今後、日本市場での販売目標については、「2026年の発売初年度に1000台、その翌年には2000台と、かなり野心的な台数を設定して必ず達成したい」と、田島氏は力強く宣言。
この目標を達成するために最も重要となるのが、ユーザーの不安を払拭するアフターサービス体制の構築です。
田島氏は「キアというブランドを日本で創っていくために、高品質な製品はもちろんですが、特にBtoBのお客様にダウンタイムなく使っていただけるようなサービス体制を整えることが不可欠です」と語ります。
具体的な計画として、2026年の販売開始までに全国8拠点のディーラーを開設。さらに、サービスに関しては既存の事業者との提携を進め、全国約100箇所のサービス拠点を確保した上で事業をスタートするとしています。

※ ※ ※
今回発表された「PV5」は、単なる新型の商用バンではなく、ユーザーの用途に応じてその姿を変える、まさに「プラットフォーム」と呼ぶにふさわしい革新的な一台です。
キアは、日本の商用車市場における「EVの空白地帯」という明確な機会を見出し、政府の推進策を追い風に参入を決断しました。
そして、その成功の鍵を握るパートナーである双日は、法人需要と個人の趣味領域という具体的なターゲットを定め、初年度1000台という意欲的な目標と共に、信頼の基盤となるサービス網の構築を着々と進めています。
この後、「PV5」は10月末から開催される「ジャパンモビリティショー」で日本初公開され、いよいよ2026年春の販売開始を待つことになります。

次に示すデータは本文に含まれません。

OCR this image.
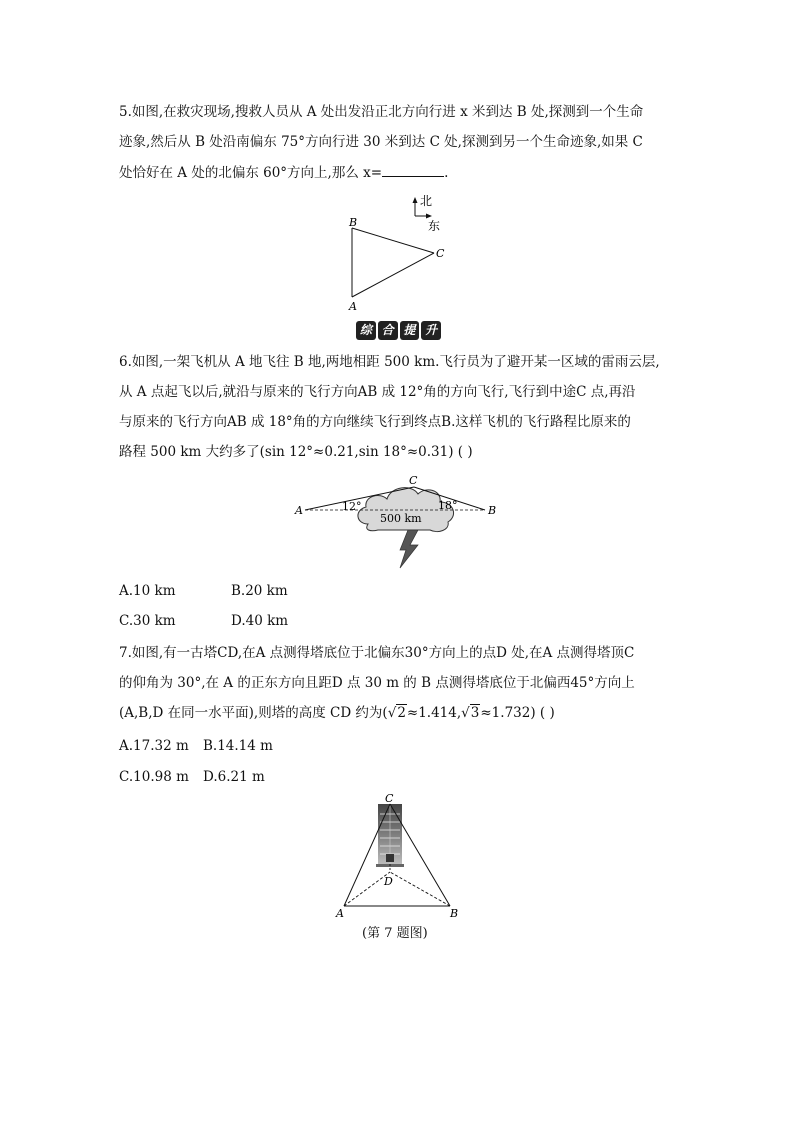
5.如图,在救灾现场,搜救人员从 A 处出发沿正北方向行进 x 米到达 B 处,探测到一个生命
迹象,然后从 B 处沿南偏东 75°方向行进 30 米到达 C 处,探测到另一个生命迹象,如果 C
处恰好在 A 处的北偏东 60°方向上,那么 x=	.
北
东
B
C
A
综 合 提 升
6.如图,一架飞机从 A 地飞往 B 地,两地相距 500 km.飞行员为了避开某一区域的雷雨云层,
从 A 点起飞以后,就沿与原来的飞行方向AB 成 12°角的方向飞行,飞行到中途C 点,再沿
与原来的飞行方向AB 成 18°角的方向继续飞行到终点B.这样飞机的飞行路程比原来的
路程 500 km 大约多了(sin 12°≈0.21,sin 18°≈0.31) ( )
A	B
C
12°	18°
500 km
A.10 km	B.20 km
C.30 km	D.40 km
7.如图,有一古塔CD,在A 点测得塔底位于北偏东30°方向上的点D 处,在A 点测得塔顶C
的仰角为 30°,在 A 的正东方向且距D 点 30 m 的 B 点测得塔底位于北偏西45°方向上
(A,B,D 在同一水平面),则塔的高度 CD 约为(√2≈1.414,√3≈1.732) ( )
A.17.32 m B.14.14 m
C.10.98 m D.6.21 m
C
D
A	B
(第 7 题图)
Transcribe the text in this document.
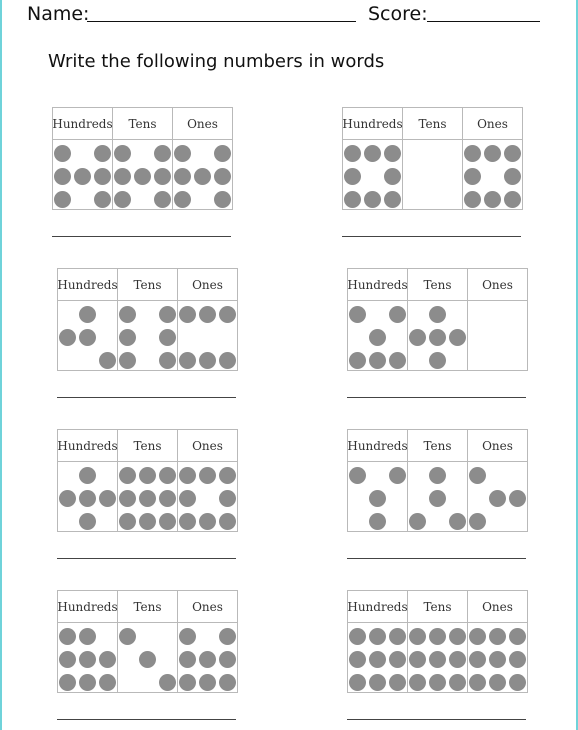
Name:	Score:
Write the following numbers in words
Hundreds	Tens	Ones	Hundreds	Tens	Ones
Hundreds	Tens	Ones	Hundreds	Tens	Ones
Hundreds	Tens	Ones	Hundreds	Tens	Ones
Hundreds	Tens	Ones	Hundreds	Tens	Ones
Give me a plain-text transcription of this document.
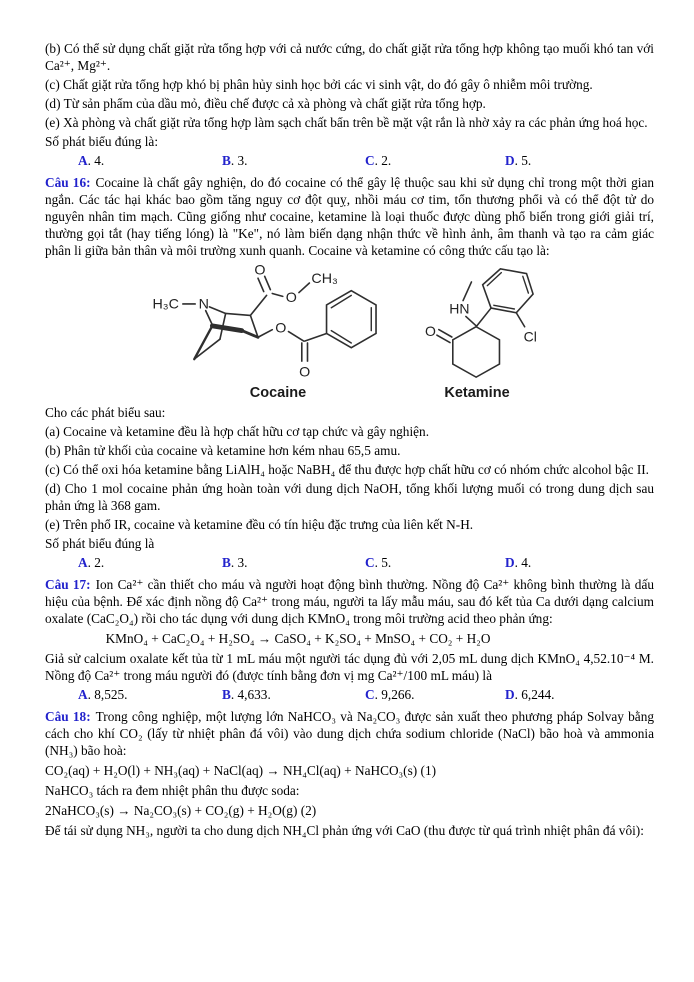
(b) Có thể sử dụng chất giặt rửa tổng hợp với cả nước cứng, do chất giặt rửa tổng hợp không tạo muối khó tan với Ca²⁺, Mg²⁺.

(c) Chất giặt rửa tổng hợp khó bị phân hủy sinh học bởi các vi sinh vật, do đó gây ô nhiễm môi trường.

(d) Từ sản phẩm của dầu mỏ, điều chế được cả xà phòng và chất giặt rửa tổng hợp.

(e) Xà phòng và chất giặt rửa tổng hợp làm sạch chất bẩn trên bề mặt vật rắn là nhờ xảy ra các phản ứng hoá học.

Số phát biểu đúng là:

A. 4.	B. 3.	C. 2.	D. 5.

Câu 16: Cocaine là chất gây nghiện, do đó cocaine có thể gây lệ thuộc sau khi sử dụng chỉ trong một thời gian ngắn. Các tác hại khác bao gồm tăng nguy cơ đột quỵ, nhồi máu cơ tim, tổn thương phổi và có thể đột tử do nguyên nhân tim mạch. Cũng giống như cocaine, ketamine là loại thuốc được dùng phổ biến trong giới giải trí, thường gọi tắt (hay tiếng lóng) là "Ke", nó làm biến dạng nhận thức về hình ảnh, âm thanh và tạo ra cảm giác phân li giữa bản thân và môi trường xunh quanh. Cocaine và ketamine có công thức cấu tạo là:

H₃C N
O
O
CH₃
O
O
Cocaine
HN
O	Cl
Ketamine

Cho các phát biểu sau:

(a) Cocaine và ketamine đều là hợp chất hữu cơ tạp chức và gây nghiện.

(b) Phân tử khối của cocaine và ketamine hơn kém nhau 65,5 amu.

(c) Có thể oxi hóa ketamine bằng LiAlH₄ hoặc NaBH₄ để thu được hợp chất hữu cơ có nhóm chức alcohol bậc II.

(d) Cho 1 mol cocaine phản ứng hoàn toàn với dung dịch NaOH, tổng khối lượng muối có trong dung dịch sau phản ứng là 368 gam.

(e) Trên phổ IR, cocaine và ketamine đều có tín hiệu đặc trưng của liên kết N-H.

Số phát biểu đúng là

A. 2.	B. 3.	C. 5.	D. 4.

Câu 17: Ion Ca²⁺ cần thiết cho máu và người hoạt động bình thường. Nồng độ Ca²⁺ không bình thường là dấu hiệu của bệnh. Để xác định nồng độ Ca²⁺ trong máu, người ta lấy mẫu máu, sau đó kết tủa Ca dưới dạng calcium oxalate (CaC₂O₄) rồi cho tác dụng với dung dịch KMnO₄ trong môi trường acid theo phản ứng:

KMnO₄ + CaC₂O₄ + H₂SO₄ → CaSO₄ + K₂SO₄ + MnSO₄ + CO₂ + H₂O

Giả sử calcium oxalate kết tủa từ 1 mL máu một người tác dụng đủ với 2,05 mL dung dịch KMnO₄ 4,52.10⁻⁴ M. Nồng độ Ca²⁺ trong máu người đó (được tính bằng đơn vị mg Ca²⁺/100 mL máu) là

A. 8,525.	B. 4,633.	C. 9,266.	D. 6,244.

Câu 18: Trong công nghiệp, một lượng lớn NaHCO₃ và Na₂CO₃ được sản xuất theo phương pháp Solvay bằng cách cho khí CO₂ (lấy từ nhiệt phân đá vôi) vào dung dịch chứa sodium chloride (NaCl) bão hoà và ammonia (NH₃) bão hoà:

CO₂(aq) + H₂O(l) + NH₃(aq) + NaCl(aq) → NH₄Cl(aq) + NaHCO₃(s) (1)

NaHCO₃ tách ra đem nhiệt phân thu được soda:

2NaHCO₃(s) → Na₂CO₃(s) + CO₂(g) + H₂O(g) (2)

Để tái sử dụng NH₃, người ta cho dung dịch NH₄Cl phản ứng với CaO (thu được từ quá trình nhiệt phân đá vôi):
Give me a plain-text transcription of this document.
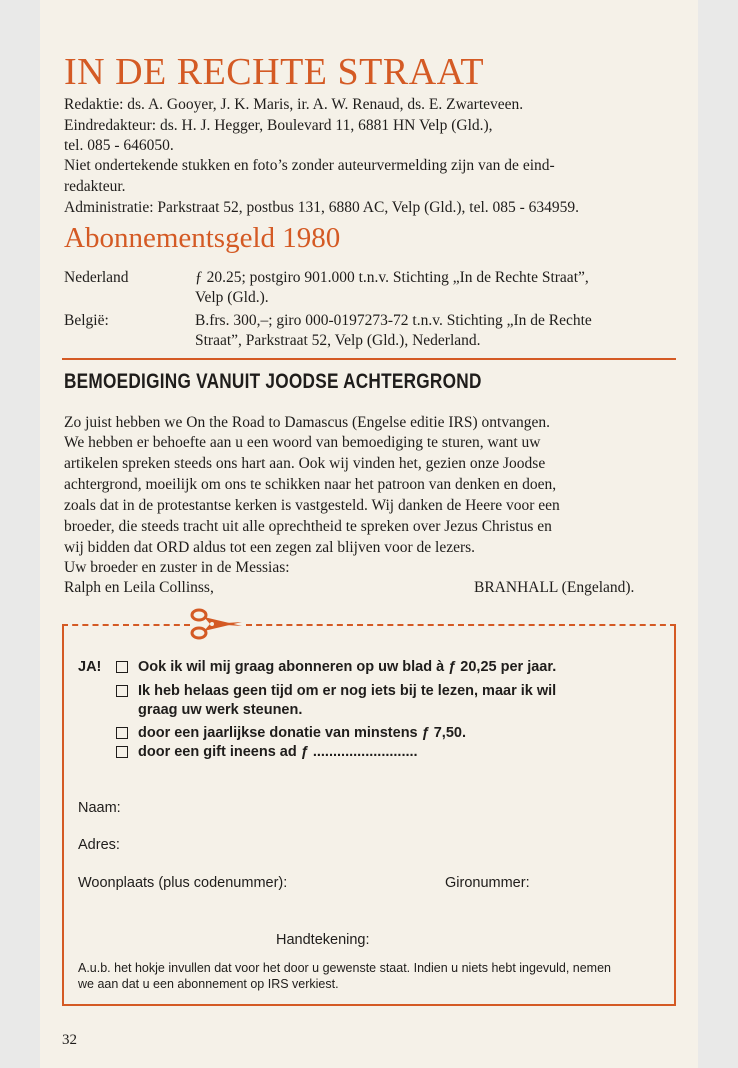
IN DE RECHTE STRAAT
Redaktie: ds. A. Gooyer, J. K. Maris, ir. A. W. Renaud, ds. E. Zwarteveen.
Eindredakteur: ds. H. J. Hegger, Boulevard 11, 6881 HN Velp (Gld.),
tel. 085 - 646050.
Niet ondertekende stukken en foto’s zonder auteurvermelding zijn van de eind-
redakteur.
Administratie: Parkstraat 52, postbus 131, 6880 AC, Velp (Gld.), tel. 085 - 634959.
Abonnementsgeld 1980
Nederland	ƒ 20.25; postgiro 901.000 t.n.v. Stichting „In de Rechte Straat”,
Velp (Gld.).
België:	B.frs. 300,–; giro 000-0197273-72 t.n.v. Stichting „In de Rechte
Straat”, Parkstraat 52, Velp (Gld.), Nederland.
BEMOEDIGING VANUIT JOODSE ACHTERGROND
Zo juist hebben we On the Road to Damascus (Engelse editie IRS) ontvangen.
We hebben er behoefte aan u een woord van bemoediging te sturen, want uw
artikelen spreken steeds ons hart aan. Ook wij vinden het, gezien onze Joodse
achtergrond, moeilijk om ons te schikken naar het patroon van denken en doen,
zoals dat in de protestantse kerken is vastgesteld. Wij danken de Heere voor een
broeder, die steeds tracht uit alle oprechtheid te spreken over Jezus Christus en
wij bidden dat ORD aldus tot een zegen zal blijven voor de lezers.
Uw broeder en zuster in de Messias:
Ralph en Leila Collinss,	BRANHALL (Engeland).
JA!	Ook ik wil mij graag abonneren op uw blad à ƒ 20,25 per jaar.
Ik heb helaas geen tijd om er nog iets bij te lezen, maar ik wil
graag uw werk steunen.
door een jaarlijkse donatie van minstens ƒ 7,50.
door een gift ineens ad ƒ ..........................
Naam:
Adres:
Woonplaats (plus codenummer):	Gironummer:
Handtekening:
A.u.b. het hokje invullen dat voor het door u gewenste staat. Indien u niets hebt ingevuld, nemen
we aan dat u een abonnement op IRS verkiest.
32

ユーザーと“共に創る”という新しい思想から生まれたこのクルマが、日本の「働くクルマ」の未来をどう変えていくのか。その動向から目が離せません。
【Kia PV5の仕様】
●Passenger (2-3-0)
全長:4695 mm
全幅:1895 mm
全高:1899mm(アンテナ除く)
ホイールベース:2,995 mm
バッテリー:71.2 kWh/51.5kWh※共にニッケル・コバルト・マンガン(NCM)
モーター/トルク出力:最大120kW/250Nm
走行距離 (AER, WLTC 基準):基本型377km、航続型521 km
●Cargo (Long)
全長:4695 mm
全幅:1895 mm
全高:1899mm(アンテナ除く)
ホイールベース:2,995 mm
バッテリー:43.3kWhリン酸鉄リチウム(LFP)、51.5kWh/71.2 kWh※共にニッケル・コバルト・マンガン(NCM)
モーター/トルク出力:最大120kW/250Nm
走行距離 (AER, WLTC 基準):経済型TBD、基本型377km、航続型521 km
※上記の仕様はKia社内の測定基準に基づいています。